Es inútil, ilegible, indescifrable, pero, de tiempo en tiempo, en una liturgia patológica, lo abro y recito en voz alta, a modo de disparatada letanía, su primer párrafo: “Riverrun, past Eve and Adam’s, from swerve of shore to bend of bay, brings us by a commodius vicus of recirculation back to Howth Castle and Environs”. Y pienso: qué hermosa esta locura que nos mantiene, ebrios de belleza, del lado inútil de las cosas.
Luís Pousa
Fotografía del pensamiento
Boté a la basura un libro que consideré inútil, inocentemente supuse que nunca más lo leería; había perdido su función de herramienta generadora de pensamiento en mis prácticas de investigación. Por lo tanto, lo consideré innecesario. Estaba configurado de formas abstractas asociadas a poderes psíquicos.
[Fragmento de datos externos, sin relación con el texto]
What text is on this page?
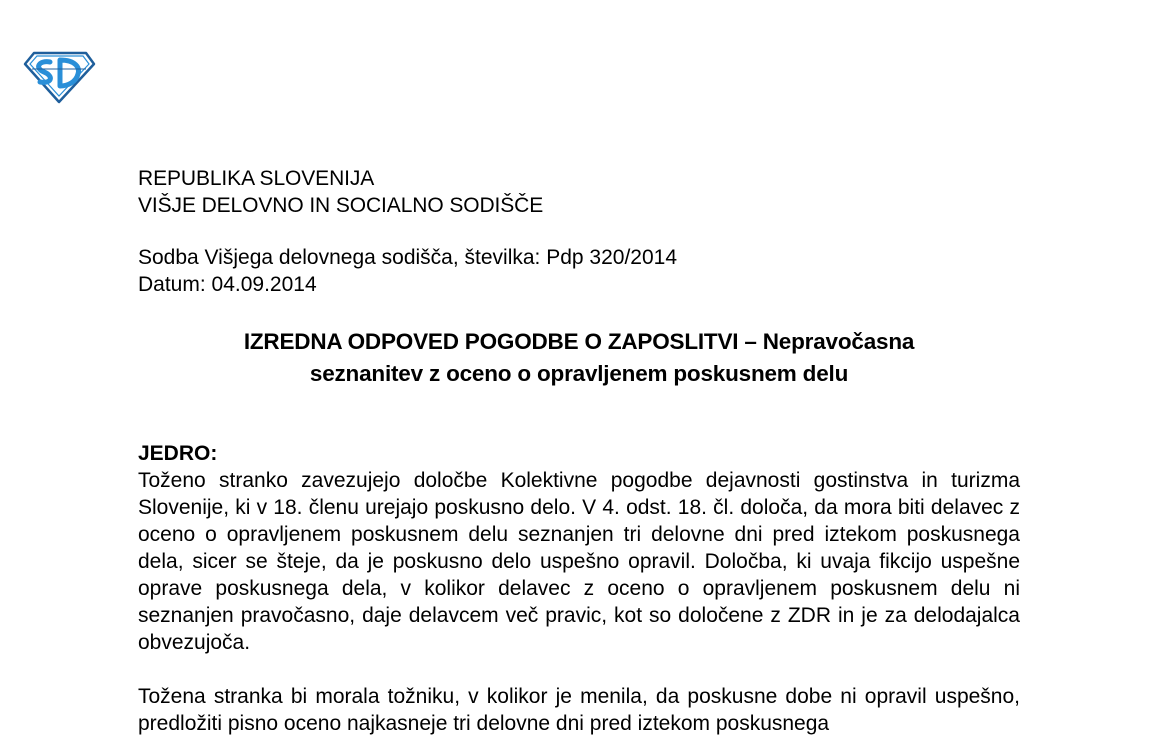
REPUBLIKA SLOVENIJA
VIŠJE DELOVNO IN SOCIALNO SODIŠČE
Sodba Višjega delovnega sodišča, številka: Pdp 320/2014
Datum: 04.09.2014
IZREDNA ODPOVED POGODBE O ZAPOSLITVI – Nepravočasna
seznanitev z oceno o opravljenem poskusnem delu
JEDRO:

Toženo stranko zavezujejo določbe Kolektivne pogodbe dejavnosti gostinstva in turizma Slovenije, ki v 18. členu urejajo poskusno delo. V 4. odst. 18. čl. določa, da mora biti delavec z oceno o opravljenem poskusnem delu seznanjen tri delovne dni pred iztekom poskusnega dela, sicer se šteje, da je poskusno delo uspešno opravil. Določba, ki uvaja fikcijo uspešne oprave poskusnega dela, v kolikor delavec z oceno o opravljenem poskusnem delu ni seznanjen pravočasno, daje delavcem več pravic, kot so določene z ZDR in je za delodajalca obvezujoča.

Tožena stranka bi morala tožniku, v kolikor je menila, da poskusne dobe ni opravil uspešno, predložiti pisno oceno najkasneje tri delovne dni pred iztekom poskusnega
Mi poco interés en el mismo me llevó a olvidarme del nombre del fotógrafo y hasta del título. Años después lo veo reseñado en The Photobook: A History (M. Parr y G. Badger, 2006). Esta referencia fue el vector para apropiarme del libro desechado, llevándome a rememorar, no solo el acto de tirarlo a la basura, sino a evocar, también, la librería en la que lo adquirí en México, el lugar que ocupó en el precario estante de un pequeño apartamento de estudiante en Rochester, a invocar la textura y el tono rosa de la portada y a revivir una ocasión en el que le quité el polvo.
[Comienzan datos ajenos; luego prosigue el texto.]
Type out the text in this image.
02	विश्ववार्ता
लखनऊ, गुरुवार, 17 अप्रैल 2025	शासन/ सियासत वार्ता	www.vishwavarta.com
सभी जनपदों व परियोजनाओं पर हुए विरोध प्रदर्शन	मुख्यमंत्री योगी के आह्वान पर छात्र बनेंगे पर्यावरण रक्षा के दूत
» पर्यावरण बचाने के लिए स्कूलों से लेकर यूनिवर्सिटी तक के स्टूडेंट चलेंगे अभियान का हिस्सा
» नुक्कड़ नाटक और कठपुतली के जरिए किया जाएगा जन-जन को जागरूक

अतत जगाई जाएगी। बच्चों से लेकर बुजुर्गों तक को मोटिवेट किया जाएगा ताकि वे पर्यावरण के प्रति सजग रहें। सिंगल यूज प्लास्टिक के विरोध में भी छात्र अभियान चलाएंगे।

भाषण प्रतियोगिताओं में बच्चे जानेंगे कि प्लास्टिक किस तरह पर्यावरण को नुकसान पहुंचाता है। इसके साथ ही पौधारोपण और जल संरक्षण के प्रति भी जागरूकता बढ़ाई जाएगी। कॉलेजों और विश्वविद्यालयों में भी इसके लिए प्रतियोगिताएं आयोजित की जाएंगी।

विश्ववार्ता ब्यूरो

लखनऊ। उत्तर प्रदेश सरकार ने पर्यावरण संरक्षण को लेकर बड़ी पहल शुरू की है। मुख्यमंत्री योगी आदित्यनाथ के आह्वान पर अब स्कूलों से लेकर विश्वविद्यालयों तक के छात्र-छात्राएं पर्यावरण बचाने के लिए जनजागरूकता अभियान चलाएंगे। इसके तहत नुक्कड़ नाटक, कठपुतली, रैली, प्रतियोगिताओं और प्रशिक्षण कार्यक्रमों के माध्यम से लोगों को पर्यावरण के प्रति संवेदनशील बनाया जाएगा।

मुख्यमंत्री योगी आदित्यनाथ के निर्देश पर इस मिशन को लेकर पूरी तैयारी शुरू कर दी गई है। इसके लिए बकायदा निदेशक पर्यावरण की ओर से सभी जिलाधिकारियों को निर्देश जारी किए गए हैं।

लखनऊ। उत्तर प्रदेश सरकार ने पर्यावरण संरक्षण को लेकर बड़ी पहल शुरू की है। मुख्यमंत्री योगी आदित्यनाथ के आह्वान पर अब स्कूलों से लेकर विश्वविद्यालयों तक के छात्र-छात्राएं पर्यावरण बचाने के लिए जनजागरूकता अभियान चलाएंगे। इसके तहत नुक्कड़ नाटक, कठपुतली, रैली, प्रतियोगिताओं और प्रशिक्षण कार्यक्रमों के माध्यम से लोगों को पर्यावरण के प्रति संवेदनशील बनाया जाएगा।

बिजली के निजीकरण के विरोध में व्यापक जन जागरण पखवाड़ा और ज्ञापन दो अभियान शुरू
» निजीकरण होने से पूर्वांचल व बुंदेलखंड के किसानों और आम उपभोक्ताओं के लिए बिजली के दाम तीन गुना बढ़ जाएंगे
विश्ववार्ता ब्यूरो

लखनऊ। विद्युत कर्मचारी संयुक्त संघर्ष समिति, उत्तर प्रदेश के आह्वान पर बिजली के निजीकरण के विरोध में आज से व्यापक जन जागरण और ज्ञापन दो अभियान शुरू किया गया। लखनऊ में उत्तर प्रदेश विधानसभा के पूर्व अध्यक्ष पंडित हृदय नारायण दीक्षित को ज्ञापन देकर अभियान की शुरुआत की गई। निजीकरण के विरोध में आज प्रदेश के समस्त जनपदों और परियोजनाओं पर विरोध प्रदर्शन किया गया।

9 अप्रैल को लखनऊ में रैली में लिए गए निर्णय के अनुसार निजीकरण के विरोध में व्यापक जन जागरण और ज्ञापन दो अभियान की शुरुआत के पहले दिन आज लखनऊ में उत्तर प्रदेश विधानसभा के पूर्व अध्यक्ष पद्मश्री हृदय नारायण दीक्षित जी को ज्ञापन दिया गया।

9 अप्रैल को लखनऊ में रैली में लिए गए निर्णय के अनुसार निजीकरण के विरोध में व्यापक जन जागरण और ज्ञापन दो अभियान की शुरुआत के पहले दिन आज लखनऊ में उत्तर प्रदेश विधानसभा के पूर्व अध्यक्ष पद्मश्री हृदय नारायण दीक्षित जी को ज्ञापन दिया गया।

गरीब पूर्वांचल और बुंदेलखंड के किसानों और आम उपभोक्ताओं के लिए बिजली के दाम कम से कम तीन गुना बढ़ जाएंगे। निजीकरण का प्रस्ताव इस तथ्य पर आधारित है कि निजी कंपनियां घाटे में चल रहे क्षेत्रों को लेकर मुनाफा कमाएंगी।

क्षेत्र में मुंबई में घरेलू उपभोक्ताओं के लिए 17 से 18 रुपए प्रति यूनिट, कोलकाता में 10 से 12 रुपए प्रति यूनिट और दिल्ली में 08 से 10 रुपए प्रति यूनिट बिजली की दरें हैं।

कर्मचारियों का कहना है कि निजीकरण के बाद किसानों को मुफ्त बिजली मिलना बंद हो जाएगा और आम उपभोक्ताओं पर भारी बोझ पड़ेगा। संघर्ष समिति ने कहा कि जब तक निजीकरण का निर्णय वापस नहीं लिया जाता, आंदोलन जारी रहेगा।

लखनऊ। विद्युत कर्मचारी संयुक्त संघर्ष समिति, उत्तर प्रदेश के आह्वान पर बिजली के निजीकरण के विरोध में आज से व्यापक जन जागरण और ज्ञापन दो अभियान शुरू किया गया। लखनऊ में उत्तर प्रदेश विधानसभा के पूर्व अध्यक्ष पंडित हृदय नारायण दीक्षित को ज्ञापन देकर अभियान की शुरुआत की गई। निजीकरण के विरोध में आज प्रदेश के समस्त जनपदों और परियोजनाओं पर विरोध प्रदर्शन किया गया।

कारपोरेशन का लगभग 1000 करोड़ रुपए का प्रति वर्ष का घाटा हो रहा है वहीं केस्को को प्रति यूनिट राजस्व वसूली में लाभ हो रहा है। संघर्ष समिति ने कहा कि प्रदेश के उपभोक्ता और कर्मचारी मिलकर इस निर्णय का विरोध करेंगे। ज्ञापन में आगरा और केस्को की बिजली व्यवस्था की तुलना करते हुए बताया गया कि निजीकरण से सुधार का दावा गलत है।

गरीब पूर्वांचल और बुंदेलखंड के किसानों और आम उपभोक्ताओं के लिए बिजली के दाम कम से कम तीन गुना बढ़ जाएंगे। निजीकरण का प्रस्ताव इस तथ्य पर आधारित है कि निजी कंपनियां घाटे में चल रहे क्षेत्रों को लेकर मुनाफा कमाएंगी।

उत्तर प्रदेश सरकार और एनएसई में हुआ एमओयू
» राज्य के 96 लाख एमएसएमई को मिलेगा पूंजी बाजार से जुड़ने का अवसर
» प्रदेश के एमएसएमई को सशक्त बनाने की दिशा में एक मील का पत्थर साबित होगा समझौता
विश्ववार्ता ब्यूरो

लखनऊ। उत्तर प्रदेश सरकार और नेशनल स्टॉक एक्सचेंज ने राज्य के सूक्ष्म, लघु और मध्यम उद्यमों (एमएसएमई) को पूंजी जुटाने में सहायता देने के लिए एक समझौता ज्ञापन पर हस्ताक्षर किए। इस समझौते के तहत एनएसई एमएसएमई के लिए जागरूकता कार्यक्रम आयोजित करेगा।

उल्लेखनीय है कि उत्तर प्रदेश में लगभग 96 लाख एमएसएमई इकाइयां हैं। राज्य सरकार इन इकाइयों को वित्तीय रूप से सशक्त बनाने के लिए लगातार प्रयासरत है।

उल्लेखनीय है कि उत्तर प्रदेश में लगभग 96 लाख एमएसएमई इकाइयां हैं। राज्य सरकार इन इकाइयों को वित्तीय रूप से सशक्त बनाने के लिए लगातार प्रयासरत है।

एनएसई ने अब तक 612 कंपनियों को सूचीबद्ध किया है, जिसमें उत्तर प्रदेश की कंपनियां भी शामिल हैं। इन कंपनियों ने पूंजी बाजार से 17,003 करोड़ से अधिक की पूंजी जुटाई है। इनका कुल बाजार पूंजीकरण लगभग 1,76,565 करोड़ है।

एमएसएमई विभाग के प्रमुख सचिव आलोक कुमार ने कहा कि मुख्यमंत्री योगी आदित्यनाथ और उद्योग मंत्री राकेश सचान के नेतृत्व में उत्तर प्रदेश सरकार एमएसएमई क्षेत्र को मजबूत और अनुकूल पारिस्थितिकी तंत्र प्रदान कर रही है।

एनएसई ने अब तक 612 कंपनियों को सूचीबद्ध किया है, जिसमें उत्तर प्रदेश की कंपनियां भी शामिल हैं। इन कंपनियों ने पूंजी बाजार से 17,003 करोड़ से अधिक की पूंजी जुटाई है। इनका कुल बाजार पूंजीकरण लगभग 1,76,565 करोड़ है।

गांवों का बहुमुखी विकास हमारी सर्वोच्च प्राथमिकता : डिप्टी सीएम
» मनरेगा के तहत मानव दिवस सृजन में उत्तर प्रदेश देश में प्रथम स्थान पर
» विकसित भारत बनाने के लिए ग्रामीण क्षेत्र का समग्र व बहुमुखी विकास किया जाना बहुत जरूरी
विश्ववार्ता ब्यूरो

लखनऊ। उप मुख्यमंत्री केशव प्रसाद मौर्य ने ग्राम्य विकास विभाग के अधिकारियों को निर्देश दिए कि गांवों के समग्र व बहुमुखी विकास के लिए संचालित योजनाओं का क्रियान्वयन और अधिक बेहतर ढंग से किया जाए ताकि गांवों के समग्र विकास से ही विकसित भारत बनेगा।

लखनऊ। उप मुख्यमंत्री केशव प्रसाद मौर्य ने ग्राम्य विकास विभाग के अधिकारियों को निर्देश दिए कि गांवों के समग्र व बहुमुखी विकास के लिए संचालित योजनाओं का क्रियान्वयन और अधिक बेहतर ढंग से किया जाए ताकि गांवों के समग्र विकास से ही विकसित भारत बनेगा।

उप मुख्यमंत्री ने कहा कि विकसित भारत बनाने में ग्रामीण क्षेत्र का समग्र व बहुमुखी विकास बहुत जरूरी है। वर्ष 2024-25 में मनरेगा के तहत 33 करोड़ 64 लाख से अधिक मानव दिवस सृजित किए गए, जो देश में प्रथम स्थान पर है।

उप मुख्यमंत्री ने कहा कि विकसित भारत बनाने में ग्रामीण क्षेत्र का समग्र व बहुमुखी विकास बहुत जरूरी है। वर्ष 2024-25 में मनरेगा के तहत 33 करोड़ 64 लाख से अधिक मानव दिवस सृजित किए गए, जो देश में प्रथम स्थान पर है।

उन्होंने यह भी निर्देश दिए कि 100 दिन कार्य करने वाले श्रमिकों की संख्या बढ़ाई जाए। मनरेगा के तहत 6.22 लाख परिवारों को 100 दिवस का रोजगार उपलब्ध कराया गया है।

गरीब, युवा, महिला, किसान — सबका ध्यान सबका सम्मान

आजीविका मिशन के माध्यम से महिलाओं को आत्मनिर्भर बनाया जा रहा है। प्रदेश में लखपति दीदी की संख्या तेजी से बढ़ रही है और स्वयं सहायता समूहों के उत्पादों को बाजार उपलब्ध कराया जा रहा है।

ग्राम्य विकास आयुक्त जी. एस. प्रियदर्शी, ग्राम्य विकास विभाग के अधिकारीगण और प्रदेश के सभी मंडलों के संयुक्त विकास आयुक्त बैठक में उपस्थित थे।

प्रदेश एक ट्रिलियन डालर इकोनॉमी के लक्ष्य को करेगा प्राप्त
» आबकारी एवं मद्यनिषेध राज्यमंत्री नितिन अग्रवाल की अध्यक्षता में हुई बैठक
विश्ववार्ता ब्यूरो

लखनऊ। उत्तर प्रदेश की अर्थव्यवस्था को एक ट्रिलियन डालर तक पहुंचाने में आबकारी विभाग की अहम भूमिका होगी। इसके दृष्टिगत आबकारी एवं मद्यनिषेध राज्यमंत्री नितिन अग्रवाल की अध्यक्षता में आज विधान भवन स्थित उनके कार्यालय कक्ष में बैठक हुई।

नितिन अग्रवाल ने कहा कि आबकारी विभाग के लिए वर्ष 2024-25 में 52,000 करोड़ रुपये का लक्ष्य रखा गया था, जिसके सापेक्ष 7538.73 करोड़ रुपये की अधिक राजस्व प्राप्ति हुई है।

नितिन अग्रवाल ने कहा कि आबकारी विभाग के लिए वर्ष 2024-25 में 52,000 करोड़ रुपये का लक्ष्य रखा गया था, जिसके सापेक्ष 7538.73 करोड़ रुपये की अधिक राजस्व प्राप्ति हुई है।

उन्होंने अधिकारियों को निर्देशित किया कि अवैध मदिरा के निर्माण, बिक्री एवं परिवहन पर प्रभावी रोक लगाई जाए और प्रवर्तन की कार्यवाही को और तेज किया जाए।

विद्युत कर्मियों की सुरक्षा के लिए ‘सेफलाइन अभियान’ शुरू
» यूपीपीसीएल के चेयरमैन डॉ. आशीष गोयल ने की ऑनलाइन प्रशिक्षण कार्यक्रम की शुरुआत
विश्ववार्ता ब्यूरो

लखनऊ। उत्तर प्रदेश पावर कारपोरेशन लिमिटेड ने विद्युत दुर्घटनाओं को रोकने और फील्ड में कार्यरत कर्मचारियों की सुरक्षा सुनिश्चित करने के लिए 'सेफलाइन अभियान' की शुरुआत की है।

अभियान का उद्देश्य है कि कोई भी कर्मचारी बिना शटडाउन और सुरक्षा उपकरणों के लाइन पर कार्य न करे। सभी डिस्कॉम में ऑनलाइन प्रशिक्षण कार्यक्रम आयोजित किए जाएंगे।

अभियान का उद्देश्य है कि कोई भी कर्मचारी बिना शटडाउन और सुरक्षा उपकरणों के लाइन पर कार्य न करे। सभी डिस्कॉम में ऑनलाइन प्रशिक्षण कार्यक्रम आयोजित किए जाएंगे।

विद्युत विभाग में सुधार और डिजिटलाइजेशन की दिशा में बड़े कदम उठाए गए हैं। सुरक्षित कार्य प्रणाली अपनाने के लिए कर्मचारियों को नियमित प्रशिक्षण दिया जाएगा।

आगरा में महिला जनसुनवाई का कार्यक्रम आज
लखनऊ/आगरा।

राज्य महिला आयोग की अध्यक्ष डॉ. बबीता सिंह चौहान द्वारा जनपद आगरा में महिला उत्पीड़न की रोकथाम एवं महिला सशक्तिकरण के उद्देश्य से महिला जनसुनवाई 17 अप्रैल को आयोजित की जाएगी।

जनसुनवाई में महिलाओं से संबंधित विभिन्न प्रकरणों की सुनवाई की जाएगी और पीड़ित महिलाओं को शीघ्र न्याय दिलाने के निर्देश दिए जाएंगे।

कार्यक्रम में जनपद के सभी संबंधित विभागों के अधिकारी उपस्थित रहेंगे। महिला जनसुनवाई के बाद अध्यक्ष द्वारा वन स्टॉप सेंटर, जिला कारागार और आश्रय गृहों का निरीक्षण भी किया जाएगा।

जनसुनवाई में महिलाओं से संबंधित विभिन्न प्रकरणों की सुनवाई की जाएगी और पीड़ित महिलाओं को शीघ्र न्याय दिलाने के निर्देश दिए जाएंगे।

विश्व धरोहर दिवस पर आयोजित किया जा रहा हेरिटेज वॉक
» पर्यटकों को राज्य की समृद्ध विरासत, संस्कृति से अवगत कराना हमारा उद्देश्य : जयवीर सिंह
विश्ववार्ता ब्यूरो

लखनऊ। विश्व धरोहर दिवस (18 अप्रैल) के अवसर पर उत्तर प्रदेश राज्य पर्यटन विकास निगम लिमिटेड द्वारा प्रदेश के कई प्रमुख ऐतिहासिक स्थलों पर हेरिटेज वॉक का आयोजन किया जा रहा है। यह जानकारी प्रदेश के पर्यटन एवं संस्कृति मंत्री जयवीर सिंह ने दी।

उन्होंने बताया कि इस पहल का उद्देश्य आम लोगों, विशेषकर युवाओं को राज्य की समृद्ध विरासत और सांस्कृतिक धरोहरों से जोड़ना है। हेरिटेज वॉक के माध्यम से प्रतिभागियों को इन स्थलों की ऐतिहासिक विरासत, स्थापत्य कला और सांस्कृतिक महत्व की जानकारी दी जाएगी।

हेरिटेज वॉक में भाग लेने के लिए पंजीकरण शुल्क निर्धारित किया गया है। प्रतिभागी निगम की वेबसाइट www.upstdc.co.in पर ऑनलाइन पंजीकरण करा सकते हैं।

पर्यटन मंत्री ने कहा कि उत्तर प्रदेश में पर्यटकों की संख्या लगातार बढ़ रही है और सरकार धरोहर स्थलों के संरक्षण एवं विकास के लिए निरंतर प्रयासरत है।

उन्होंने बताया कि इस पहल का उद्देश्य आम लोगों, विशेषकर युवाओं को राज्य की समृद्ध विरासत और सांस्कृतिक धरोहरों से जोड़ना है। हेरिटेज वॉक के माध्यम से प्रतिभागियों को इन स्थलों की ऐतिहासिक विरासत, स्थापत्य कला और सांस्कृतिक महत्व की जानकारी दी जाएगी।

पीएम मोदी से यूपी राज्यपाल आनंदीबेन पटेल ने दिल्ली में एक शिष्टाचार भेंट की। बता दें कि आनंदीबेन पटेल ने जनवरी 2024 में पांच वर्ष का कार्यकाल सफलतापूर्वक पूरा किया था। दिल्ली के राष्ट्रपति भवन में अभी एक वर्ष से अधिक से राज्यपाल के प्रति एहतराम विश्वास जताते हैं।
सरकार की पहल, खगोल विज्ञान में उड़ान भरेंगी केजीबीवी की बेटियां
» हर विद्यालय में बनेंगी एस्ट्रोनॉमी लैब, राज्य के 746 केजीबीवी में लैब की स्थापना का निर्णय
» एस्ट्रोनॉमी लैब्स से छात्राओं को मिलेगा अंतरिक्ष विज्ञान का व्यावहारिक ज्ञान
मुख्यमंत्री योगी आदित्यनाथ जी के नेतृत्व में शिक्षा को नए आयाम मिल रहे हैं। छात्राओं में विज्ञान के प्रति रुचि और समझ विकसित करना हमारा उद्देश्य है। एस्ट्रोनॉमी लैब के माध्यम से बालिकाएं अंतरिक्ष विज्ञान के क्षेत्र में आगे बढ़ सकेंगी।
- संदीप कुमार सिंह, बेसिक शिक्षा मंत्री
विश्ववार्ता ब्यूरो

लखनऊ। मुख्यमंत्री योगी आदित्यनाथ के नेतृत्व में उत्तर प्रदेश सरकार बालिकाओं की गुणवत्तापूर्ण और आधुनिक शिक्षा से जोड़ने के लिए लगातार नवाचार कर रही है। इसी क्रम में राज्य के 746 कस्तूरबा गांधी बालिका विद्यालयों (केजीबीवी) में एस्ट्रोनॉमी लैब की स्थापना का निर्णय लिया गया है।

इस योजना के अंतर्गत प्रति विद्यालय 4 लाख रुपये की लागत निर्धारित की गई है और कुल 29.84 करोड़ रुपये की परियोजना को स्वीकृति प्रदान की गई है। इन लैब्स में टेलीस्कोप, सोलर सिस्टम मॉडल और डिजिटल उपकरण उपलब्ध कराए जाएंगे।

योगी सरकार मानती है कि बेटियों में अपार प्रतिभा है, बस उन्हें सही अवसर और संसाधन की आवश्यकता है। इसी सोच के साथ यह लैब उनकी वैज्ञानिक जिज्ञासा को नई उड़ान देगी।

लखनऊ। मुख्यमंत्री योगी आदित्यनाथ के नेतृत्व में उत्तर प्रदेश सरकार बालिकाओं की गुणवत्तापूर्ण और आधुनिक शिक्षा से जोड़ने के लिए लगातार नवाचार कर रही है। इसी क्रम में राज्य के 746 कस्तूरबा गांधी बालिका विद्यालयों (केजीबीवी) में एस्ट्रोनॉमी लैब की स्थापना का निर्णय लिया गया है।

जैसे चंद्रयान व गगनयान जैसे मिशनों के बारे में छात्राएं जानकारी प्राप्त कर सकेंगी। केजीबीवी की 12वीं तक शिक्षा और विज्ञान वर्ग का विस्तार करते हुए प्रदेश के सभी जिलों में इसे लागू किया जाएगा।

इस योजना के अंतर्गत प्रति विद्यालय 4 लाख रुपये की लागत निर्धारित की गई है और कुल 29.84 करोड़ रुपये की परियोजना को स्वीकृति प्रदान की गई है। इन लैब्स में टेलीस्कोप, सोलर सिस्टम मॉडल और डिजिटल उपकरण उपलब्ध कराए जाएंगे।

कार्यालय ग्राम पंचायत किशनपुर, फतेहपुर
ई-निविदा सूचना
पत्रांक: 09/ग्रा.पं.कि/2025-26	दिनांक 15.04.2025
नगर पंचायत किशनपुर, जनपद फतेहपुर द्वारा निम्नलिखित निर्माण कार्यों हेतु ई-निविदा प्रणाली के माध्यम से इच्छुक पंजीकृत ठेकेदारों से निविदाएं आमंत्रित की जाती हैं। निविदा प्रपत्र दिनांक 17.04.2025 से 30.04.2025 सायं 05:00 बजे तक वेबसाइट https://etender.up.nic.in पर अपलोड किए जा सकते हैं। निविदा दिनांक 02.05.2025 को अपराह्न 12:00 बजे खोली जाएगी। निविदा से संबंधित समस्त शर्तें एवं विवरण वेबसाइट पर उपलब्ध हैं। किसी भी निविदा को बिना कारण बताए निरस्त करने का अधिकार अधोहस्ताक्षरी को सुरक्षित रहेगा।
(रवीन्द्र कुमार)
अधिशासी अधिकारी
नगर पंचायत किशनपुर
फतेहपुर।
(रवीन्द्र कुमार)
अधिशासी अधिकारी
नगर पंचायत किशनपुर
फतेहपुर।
Curiosamente, aquel libro, Fotografía del pensamiento (?) (1968), del fotógrafo mexicano Armando Salas Portugal, es un fotolibro modulado con imágenes obtenidas sin la incidencia de luz; derivadas de la concentración mental y del profundo deseo de imprimir sobre la película sensible —en la oscuridad—, el esplendor del pensamiento. Aquella luz invisible, ahora, me permite descifrar sus claves, orientándome no a las imágenes reales impresas o a la materialidad del libro, sino a las imágenes deseadas. Tiene el encanto de la utilidad perdida.
Sagrario Berti
Grotesco
A veces creo que lo dejó cerca de mis manos una inundación secreta. Un libro sin solapa, con las páginas manchadas y rotas, repletas de garabatos. William E. Buckler editó La prosa en el período victoriano en 1958. Tuvo pocas ventas, críticas demoledoras y al final se convirtió en una excentricidad que recopila cuentos y ensayos de autores desconocidos de la Inglaterra eduardiana. El resto de un naufragio, con las páginas amarillas, su inglés obsoleto. Apareció en mi biblioteca, jamás llegó o lo compré. Nadie me lo obsequió o lo robé. Solo pasé los dedos por un rincón roto, polvoriento. Las hojas me cayeron entre los dedos. Un par que estaban cosidas una a la otra con hilo negro revoloteaban hasta mis pies.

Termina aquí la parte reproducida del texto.